Cinayet öncesi ve sonrası akıl almaz gelişmeler olurken bu duruma seyirci kalan hükümet yetkilileri biran evvel imalı tebessümlerle “Bu iş bizi aşar” demekten vazgeçmeli ve olayın tüm faillerini ortaya çıkartmalıdır. Üç beş yetkiliyi kurban ilan edip, bu derin gerçeğin ortaya çıkışını engellememelidirler.

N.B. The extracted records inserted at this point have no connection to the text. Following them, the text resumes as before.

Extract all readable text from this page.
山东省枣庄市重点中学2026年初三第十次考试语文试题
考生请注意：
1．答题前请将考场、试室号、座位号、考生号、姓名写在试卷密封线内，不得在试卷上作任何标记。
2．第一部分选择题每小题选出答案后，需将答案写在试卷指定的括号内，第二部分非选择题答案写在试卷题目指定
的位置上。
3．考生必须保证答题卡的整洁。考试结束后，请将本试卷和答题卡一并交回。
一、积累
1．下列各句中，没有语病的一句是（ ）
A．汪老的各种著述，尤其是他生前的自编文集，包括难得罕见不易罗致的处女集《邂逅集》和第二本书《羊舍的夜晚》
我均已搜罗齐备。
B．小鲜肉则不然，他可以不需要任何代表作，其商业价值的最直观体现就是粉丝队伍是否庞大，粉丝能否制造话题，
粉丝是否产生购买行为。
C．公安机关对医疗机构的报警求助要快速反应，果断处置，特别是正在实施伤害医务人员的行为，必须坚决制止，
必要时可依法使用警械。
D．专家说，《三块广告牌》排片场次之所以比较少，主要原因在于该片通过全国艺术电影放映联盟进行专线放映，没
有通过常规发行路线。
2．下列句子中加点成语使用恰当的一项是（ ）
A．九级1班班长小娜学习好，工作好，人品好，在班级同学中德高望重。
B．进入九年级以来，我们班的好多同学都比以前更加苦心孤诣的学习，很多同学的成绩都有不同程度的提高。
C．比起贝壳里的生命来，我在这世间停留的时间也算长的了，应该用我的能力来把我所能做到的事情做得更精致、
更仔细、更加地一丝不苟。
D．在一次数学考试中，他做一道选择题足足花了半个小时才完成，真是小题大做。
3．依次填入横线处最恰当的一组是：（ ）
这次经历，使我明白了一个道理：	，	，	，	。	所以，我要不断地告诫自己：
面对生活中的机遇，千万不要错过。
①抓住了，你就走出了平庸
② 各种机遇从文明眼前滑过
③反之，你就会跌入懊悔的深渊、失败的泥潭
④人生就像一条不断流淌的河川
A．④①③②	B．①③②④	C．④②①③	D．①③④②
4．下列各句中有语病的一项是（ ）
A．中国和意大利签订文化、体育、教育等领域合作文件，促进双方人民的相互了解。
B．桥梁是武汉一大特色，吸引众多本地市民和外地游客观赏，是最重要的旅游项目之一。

Vatan toprağını derin devletin hakkı, halkı, hukuku hiçe sayan davranışlarından kurtarmak en büyük vatanperverliktir. Zira Hrant Dink, kendisine, “Sizin bu topraklarda gözünüz var” diyenlere şöyle cevap vermişti: “Evet, biz Ermeniler’in bu topraklarda gözü var. Ama alıp gitmek için değil. Buraya gömülmek için.” Böyle bir söylem içinde bulunan bir aydının katledilmesi karşısında ise sorumluluğumuz daha da büyümektedir. Zira hukuk adına yapılmayan işlerin faturasını en çok bu halk çekmektedir. Derin güçler ise derin kuyularında yetkisi olan , sorumluluğu olmayan bir hal ile hiç birşeyden etkilenmemektedir.
O halde bize de “Vatan toprağı kutsaldır , (derin devletin insafına) terkedilemez” demek düşmelidir.